Un país parcheado
España es un parche sobre un siete que ya no sangra, sólo tira pus por las costuras. Una fotografía aérea muestra un inmenso parcheo de carreteras tercermundistas entre olivares que posan para el siglo XXI. Una historia bajo miles de puntos de sutura. Ya no se estila esta manera de ocultar los rotos que han dejado los estraperlistas en el corazón de los braceros y jornaleros cuyas vidas han transcurrido bajo esa capa de barro que no deja ver su lento exterminio histórico. Madrugada de la noche más larga, quizá la última noche más larga.
El viento ha tirado todos los contenedores. Desgraciadamente para los perros y felizmente para las gatas anoréxicas. Los políticos, estos servidores de la patria, los habían vertido en los camiones.

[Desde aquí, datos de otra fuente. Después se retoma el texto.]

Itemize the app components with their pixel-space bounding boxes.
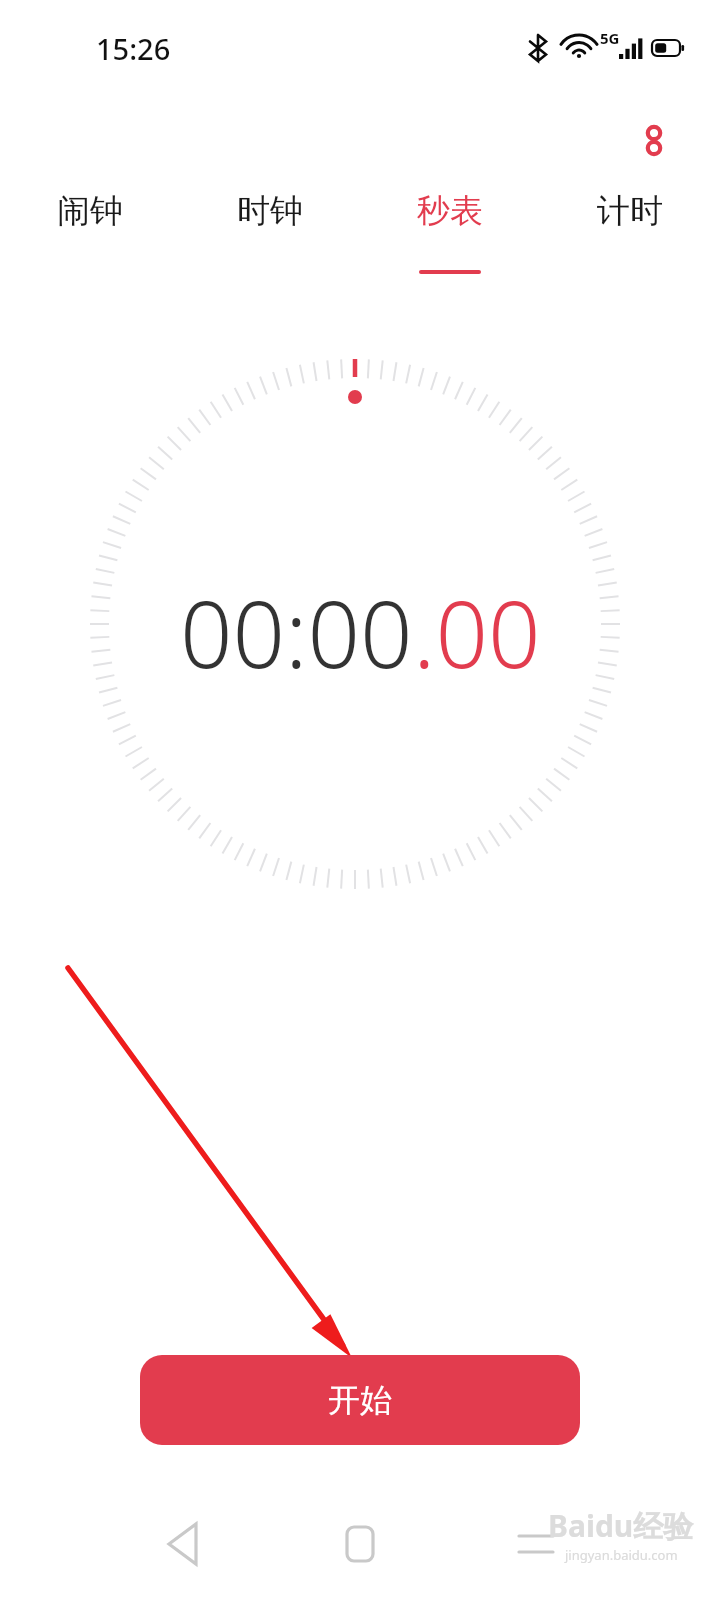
staticText: 00:00 <box>180 570 413 690</box>
button[interactable]: More options <box>618 98 690 170</box>
button[interactable]: Home <box>316 1500 404 1588</box>
button[interactable]: Back <box>140 1500 228 1588</box>
staticText: 闹钟 <box>57 190 123 232</box>
staticText: .00 <box>413 570 541 690</box>
button[interactable]: 时钟 <box>180 190 360 290</box>
staticText: 秒表 <box>417 190 483 232</box>
button[interactable]: 闹钟 <box>0 190 180 290</box>
staticText: 开始 <box>328 1380 392 1420</box>
staticText: 计时 <box>597 190 663 232</box>
button[interactable]: 秒表 <box>360 190 540 290</box>
staticText: 时钟 <box>237 190 303 232</box>
staticText: 5G <box>600 28 620 48</box>
staticText: Baidu经验 <box>548 1505 694 1546</box>
button[interactable]: 开始 <box>140 1355 580 1445</box>
button[interactable]: Recent apps <box>492 1500 580 1588</box>
button[interactable]: 计时 <box>540 190 720 290</box>
staticText: 15:26 <box>96 29 171 68</box>
staticText: jingyan.baidu.com <box>565 1546 678 1564</box>
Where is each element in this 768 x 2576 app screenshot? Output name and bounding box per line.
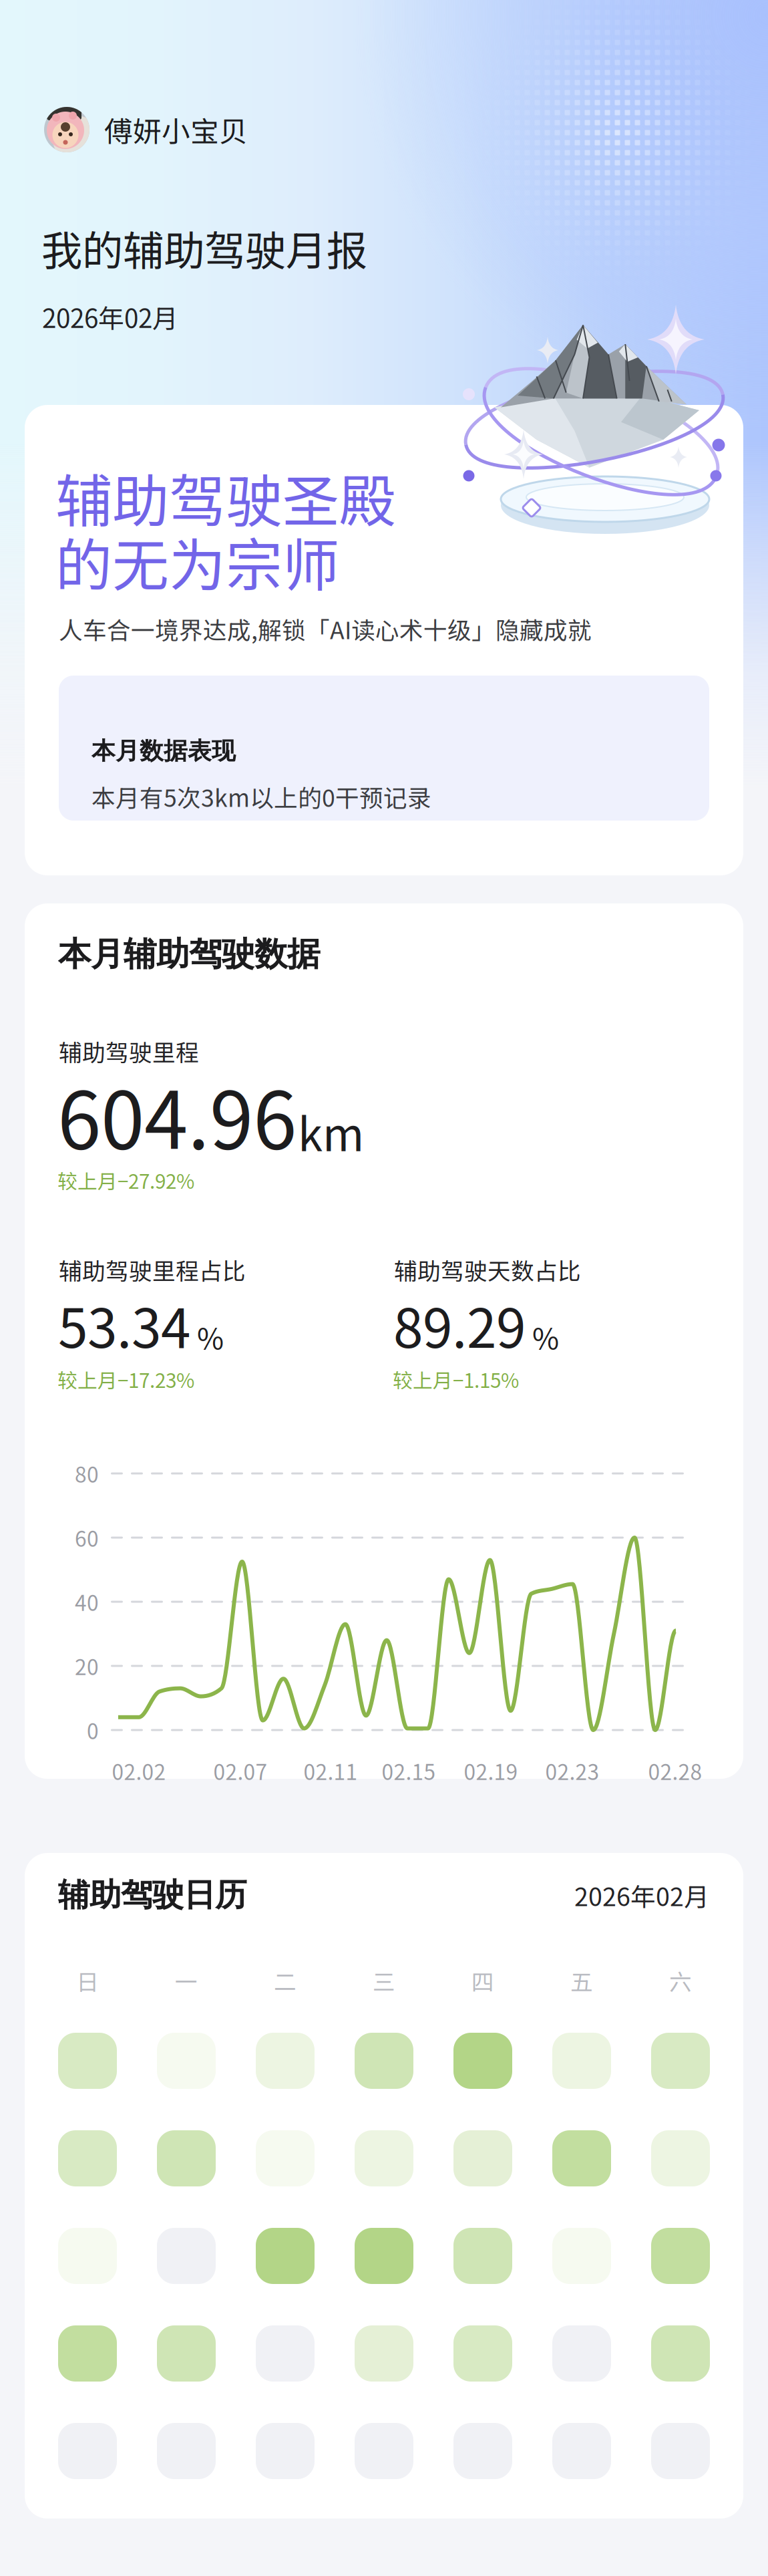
staticText: 我的辅助驾驶月报 [41,218,367,278]
staticText: 02.07 [213,1755,267,1786]
staticText: 02.15 [382,1755,436,1786]
staticText: 日 [76,1964,99,1997]
staticText: 0 [87,1715,99,1745]
staticText: 辅助驾驶日历 [58,1875,246,1915]
staticText: 较上月−17.23% [57,1365,194,1394]
staticText: % [532,1316,559,1358]
staticText: 的无为宗师 [55,520,339,602]
staticText: 02.23 [545,1755,599,1786]
staticText: 02.28 [648,1755,702,1786]
staticText: 较上月−27.92% [57,1166,194,1194]
staticText: 三 [373,1964,395,1997]
staticText: 2026年02月 [574,1877,709,1913]
staticText: 六 [669,1964,692,1997]
staticText: 辅助驾驶里程占比 [59,1253,246,1286]
staticText: 辅助驾驶圣殿 [55,456,396,538]
staticText: 89.29 [393,1286,526,1363]
staticText: 20 [75,1651,99,1681]
staticText: 傅妍小宝贝 [104,109,248,150]
staticText: 四 [471,1964,494,1997]
staticText: 二 [274,1964,297,1997]
staticText: 02.02 [112,1755,166,1786]
staticText: 40 [75,1586,99,1617]
staticText: 较上月−1.15% [393,1365,519,1394]
staticText: 辅助驾驶里程 [59,1034,199,1068]
staticText: 53.34 [58,1286,190,1363]
staticText: % [197,1316,224,1358]
staticText: 本月数据表现 [91,736,236,766]
staticText: 本月有5次3km以上的0干预记录 [91,779,431,814]
staticText: 02.19 [464,1755,518,1786]
staticText: 02.11 [304,1755,358,1786]
staticText: 2026年02月 [42,298,178,335]
staticText: 80 [75,1458,99,1489]
staticText: 人车合一境界达成,解锁「AI读心术十级」隐藏成就 [59,612,592,646]
staticText: 604.96 [57,1058,297,1172]
staticText: 本月辅助驾驶数据 [58,933,320,975]
staticText: 60 [75,1522,99,1553]
staticText: 一 [175,1964,198,1997]
staticText: 辅助驾驶天数占比 [394,1253,581,1286]
button[interactable]: 傅妍小宝贝 [44,106,331,154]
staticText: km [298,1099,364,1164]
staticText: 五 [570,1964,593,1997]
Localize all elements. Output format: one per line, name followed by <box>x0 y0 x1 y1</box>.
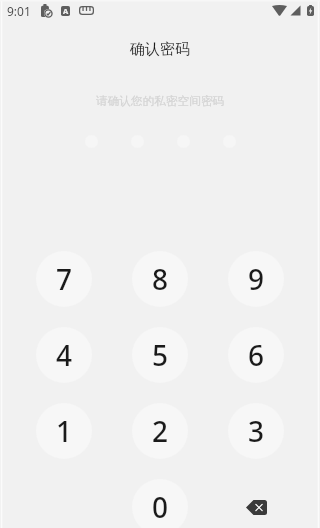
staticText: 9:01 <box>7 3 31 19</box>
staticText: 0 <box>152 488 169 526</box>
button[interactable]: 0 <box>132 479 188 528</box>
button[interactable]: 4 <box>36 327 92 383</box>
staticText: 4 <box>56 336 73 374</box>
button[interactable]: 5 <box>132 327 188 383</box>
staticText: A <box>63 6 69 16</box>
staticText: 6 <box>248 336 265 374</box>
button[interactable]: 3 <box>228 403 284 459</box>
button[interactable]: 1 <box>36 403 92 459</box>
staticText: 确认密码 <box>0 40 320 59</box>
staticText: 请确认您的私密空间密码 <box>0 94 320 109</box>
staticText: 9 <box>248 260 265 298</box>
staticText: 2 <box>152 412 169 450</box>
staticText: 7 <box>56 260 73 298</box>
button[interactable]: 9 <box>228 251 284 307</box>
button[interactable]: 6 <box>228 327 284 383</box>
staticText: 3 <box>248 412 265 450</box>
staticText: 8 <box>152 260 169 298</box>
button[interactable]: 8 <box>132 251 188 307</box>
staticText: 1 <box>56 412 73 450</box>
button[interactable]: Backspace <box>228 479 284 528</box>
staticText: 5 <box>152 336 169 374</box>
button[interactable]: 2 <box>132 403 188 459</box>
button[interactable]: 7 <box>36 251 92 307</box>
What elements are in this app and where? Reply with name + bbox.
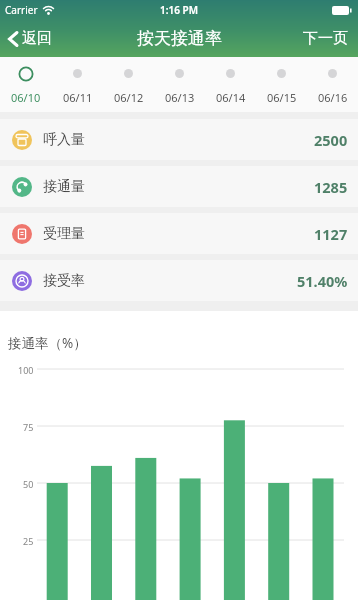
staticText: 75 [23,421,34,433]
staticText: 06/15 [267,90,297,105]
staticText: 06/13 [165,90,195,105]
staticText: 返回 [22,29,52,48]
staticText: 100 [18,364,34,376]
staticText: 下一页 [303,29,348,48]
button[interactable]: 返回 [6,27,54,50]
staticText: 1127 [314,224,348,244]
staticText: 接通率（%） [8,334,87,352]
button[interactable]: 下一页 [301,27,350,50]
staticText: 06/10 [11,90,41,105]
staticText: 06/12 [114,90,144,105]
button[interactable]: 接通量 [0,166,358,207]
button[interactable]: 呼入量 [0,119,358,160]
staticText: 接通量 [43,178,85,196]
staticText: 呼入量 [43,131,85,149]
button[interactable]: 06/14 [205,57,256,112]
staticText: Carrier [5,3,38,17]
button[interactable]: 接受率 [0,260,358,301]
staticText: 受理量 [43,225,85,243]
staticText: 1285 [314,177,348,197]
button[interactable]: 受理量 [0,213,358,254]
button[interactable]: 06/15 [256,57,307,112]
button[interactable]: 06/13 [154,57,205,112]
staticText: 25 [23,535,34,547]
button[interactable]: 06/12 [103,57,154,112]
button[interactable]: 06/11 [52,57,103,112]
staticText: 06/14 [216,90,246,105]
staticText: 06/16 [318,90,348,105]
staticText: 按天接通率 [137,28,222,49]
button[interactable]: 06/16 [307,57,358,112]
staticText: 50 [23,478,34,490]
staticText: 1:16 PM [160,3,198,17]
staticText: 接受率 [43,272,85,290]
button[interactable]: 06/10 [0,57,52,112]
staticText: 2500 [314,130,348,150]
staticText: 51.40% [297,271,348,291]
staticText: 06/11 [63,90,93,105]
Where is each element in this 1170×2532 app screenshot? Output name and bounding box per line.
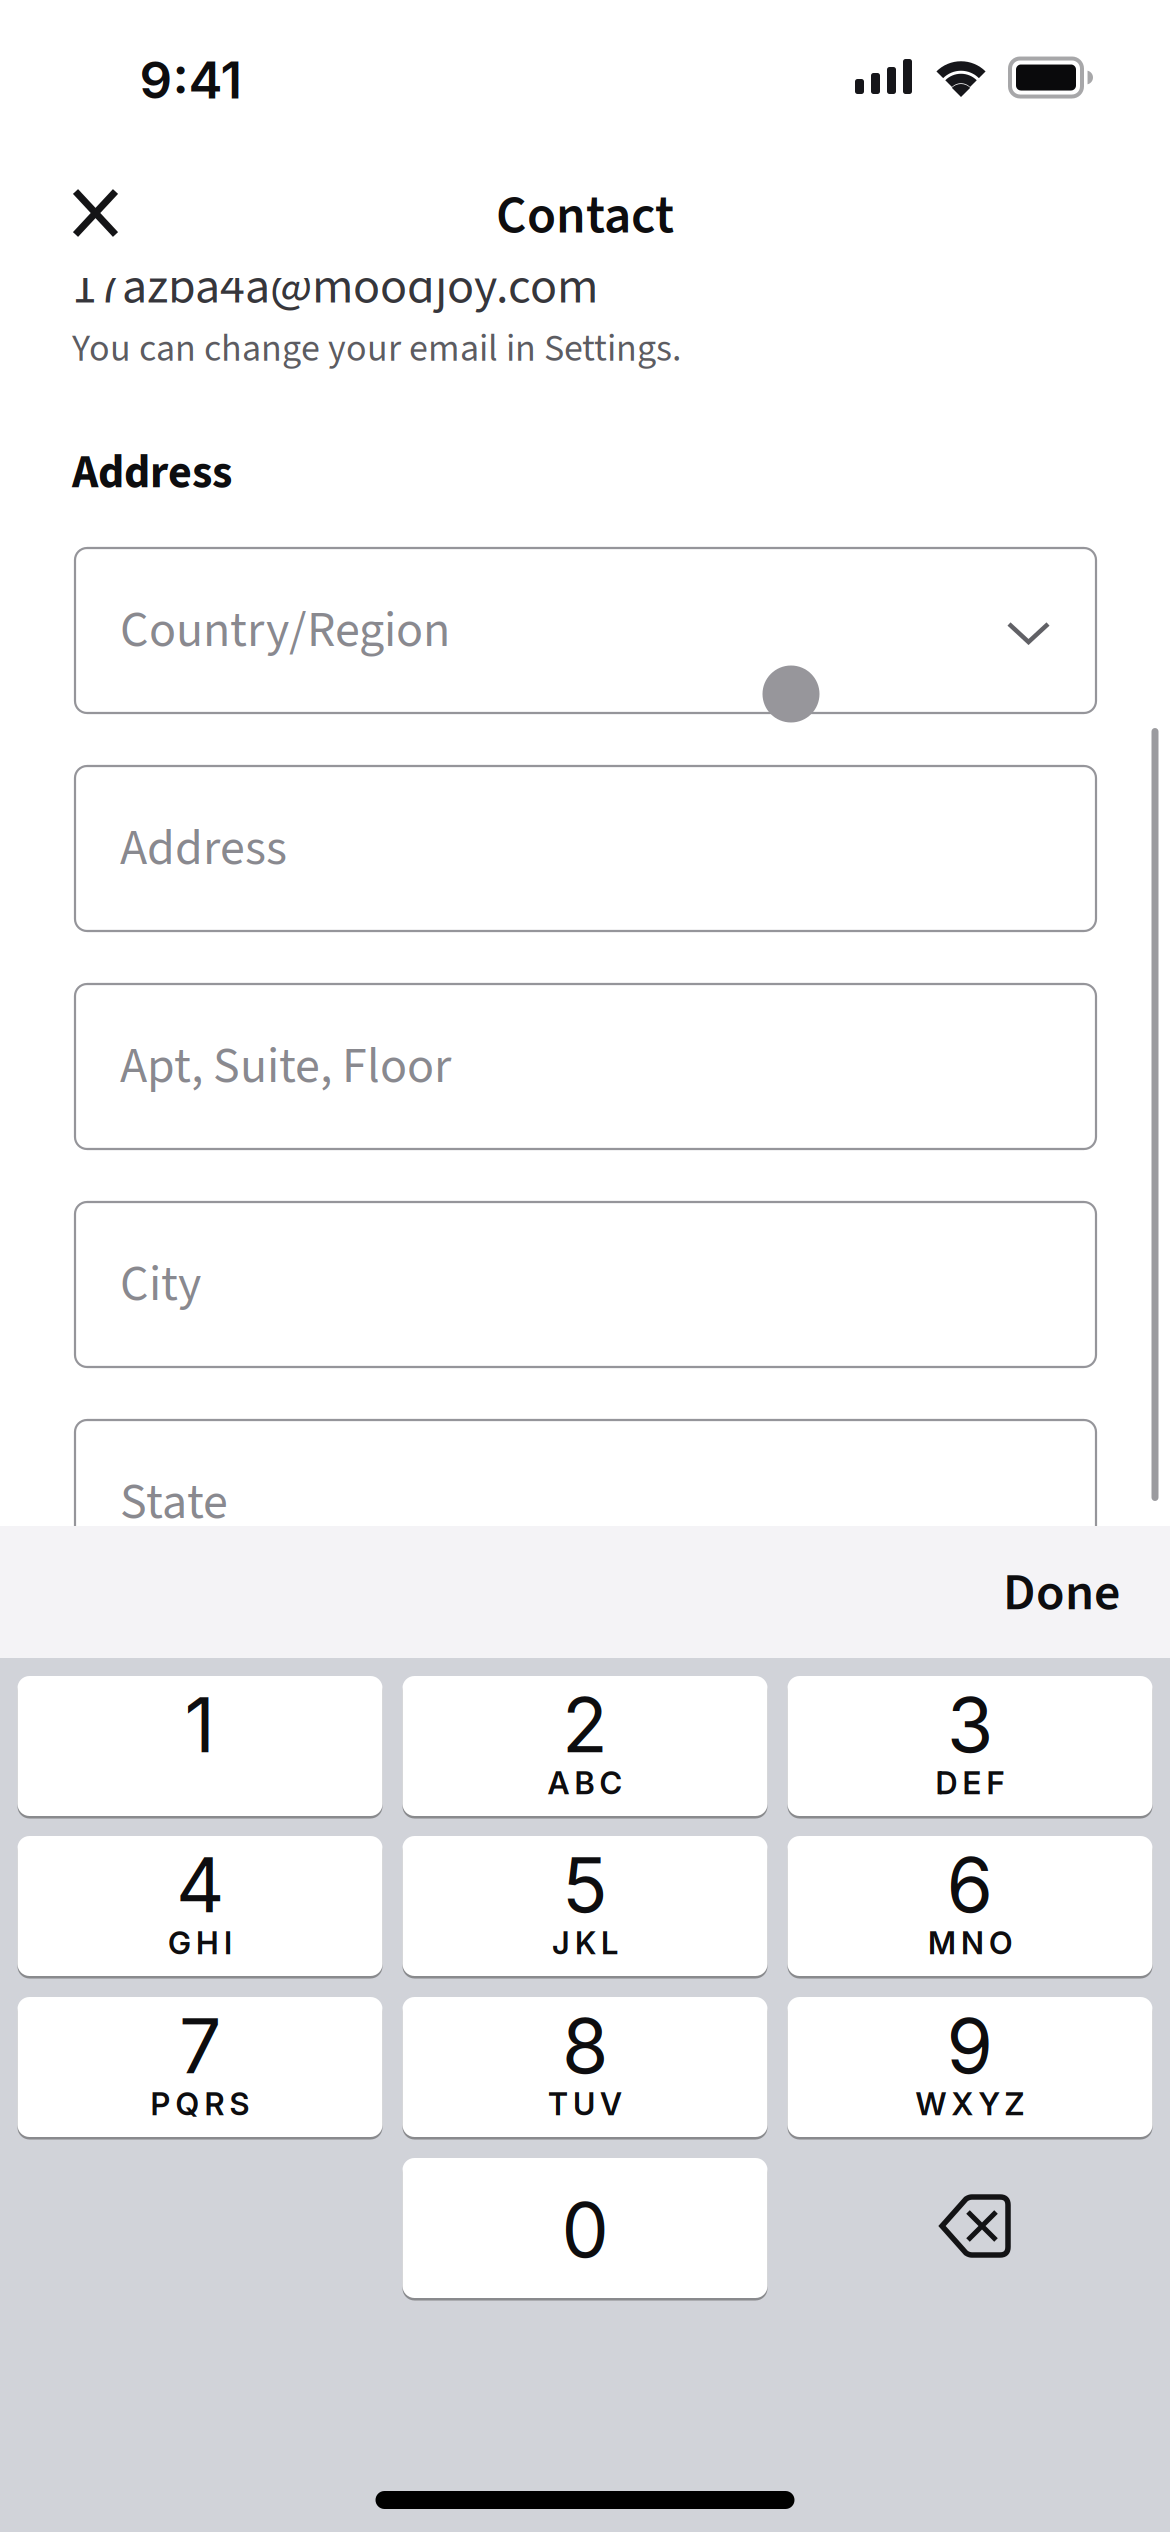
staticText: Address: [72, 440, 232, 506]
button[interactable]: 5: [402, 1834, 768, 1978]
button[interactable]: Done: [840, 1533, 1120, 1653]
staticText: 8: [562, 2001, 608, 2091]
staticText: Country/Region: [120, 595, 450, 666]
button[interactable]: State: [75, 1420, 1096, 1585]
button[interactable]: 4: [18, 1834, 382, 1978]
staticText: JKL: [552, 1924, 618, 1962]
staticText: 5: [562, 1840, 608, 1930]
staticText: DEF: [936, 1764, 1004, 1802]
staticText: 9:41: [140, 49, 242, 111]
button[interactable]: 3: [788, 1674, 1152, 1818]
button[interactable]: Country/Region: [75, 548, 1096, 713]
staticText: 9: [946, 2001, 994, 2091]
staticText: 2: [562, 1680, 608, 1770]
staticText: 17azba4a@moodjoy.com: [72, 251, 598, 323]
staticText: 0: [562, 2185, 608, 2275]
staticText: 4: [176, 1840, 224, 1930]
button[interactable]: Delete: [788, 2158, 1152, 2298]
staticText: You can change your email in Settings.: [72, 322, 681, 376]
staticText: 1: [184, 1680, 216, 1770]
button[interactable]: Apt, Suite, Floor: [75, 984, 1096, 1149]
staticText: TUV: [548, 2085, 622, 2123]
staticText: WXYZ: [916, 2085, 1024, 2123]
button[interactable]: 0: [402, 2156, 768, 2300]
button[interactable]: 1: [18, 1674, 382, 1818]
staticText: State: [120, 1467, 228, 1538]
button[interactable]: Address: [75, 766, 1096, 931]
button[interactable]: City: [75, 1202, 1096, 1367]
button[interactable]: 8: [402, 1994, 768, 2140]
staticText: Address: [120, 813, 287, 884]
staticText: GHI: [168, 1924, 232, 1962]
button[interactable]: 7: [18, 1994, 382, 2140]
staticText: Apt, Suite, Floor: [120, 1031, 451, 1102]
staticText: Contact: [496, 178, 674, 254]
staticText: PQRS: [150, 2085, 250, 2123]
staticText: 7: [179, 2001, 221, 2091]
staticText: 3: [947, 1680, 993, 1770]
button[interactable]: Close: [50, 168, 140, 258]
staticText: 6: [946, 1840, 994, 1930]
button[interactable]: 6: [788, 1834, 1152, 1978]
staticText: ABC: [548, 1764, 622, 1802]
staticText: City: [120, 1249, 201, 1320]
staticText: Done: [1003, 1556, 1120, 1630]
button[interactable]: 9: [788, 1994, 1152, 2140]
staticText: MNO: [928, 1924, 1012, 1962]
button[interactable]: 2: [402, 1674, 768, 1818]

Nada que comer, nada, pues, que vomitar. El viento trae la memoria seca de un país abierto en canal delante de los carniceros. La memoria del viento se lleva la vida a esconderla debajo de las fotografías aéreas. Esta provincia, este mundo en que hemos convertido la tierra. Este es, a la medida de Europa y América del Norte, un enorme catálogo donde se ofrecen más deseos tercermundistas de los que podemos albergar. Tampoco es posible adquirir todas esas mercancías porque no hay tiempo ni espacio suficientes para tapar la ansiedad construida hacia dentro. Los recovecos que quedan al aire se tapan con parches de otros deseos taponados: se le llama realidad. Este país está en la lonja financiera como mercancía. La revolución capitalista hizo tiras del muro de Berlín y lo vendió como relicario. Ahora se está vendiendo en un lote, en una urna la voluntad estafada del pueblo, los cadáveres sin nombre son desmenuzados para alimento financiero. Jamás el desprecio por la vida fue tan rentable para la empresa privada y jamás un gobierno democrático encontró tan suculentas inversiones: el descosido de una tierra sin Estado por donde se le vacía el pus. Las banderas son parches, sus himnos son parches, sus instituciones son parches. Estamos asistiendo a la reinvención de una institución tan rancia que intenta trasmitir nuevos augurios de estabilidad cuando la estabilidad sólo sería posible con el derrocamiento de sus augurios, tan imposible como creer en algo. Un parche como los millones de parches abiertos por donde transpira la indecencia de los gobernantes, una indecencia que vuelven a tapar una y otra vez con el más barato e insolente conglomerado de alquitrán, esperanza, voluntad, creatividad, y cientos de vocablos arcaicos. Nuestra medida no es Europa ni América del Norte, sino la de ciertos países africanos, que viven, al menos, sin parches, con sus atributos al aire libre y con más decoro.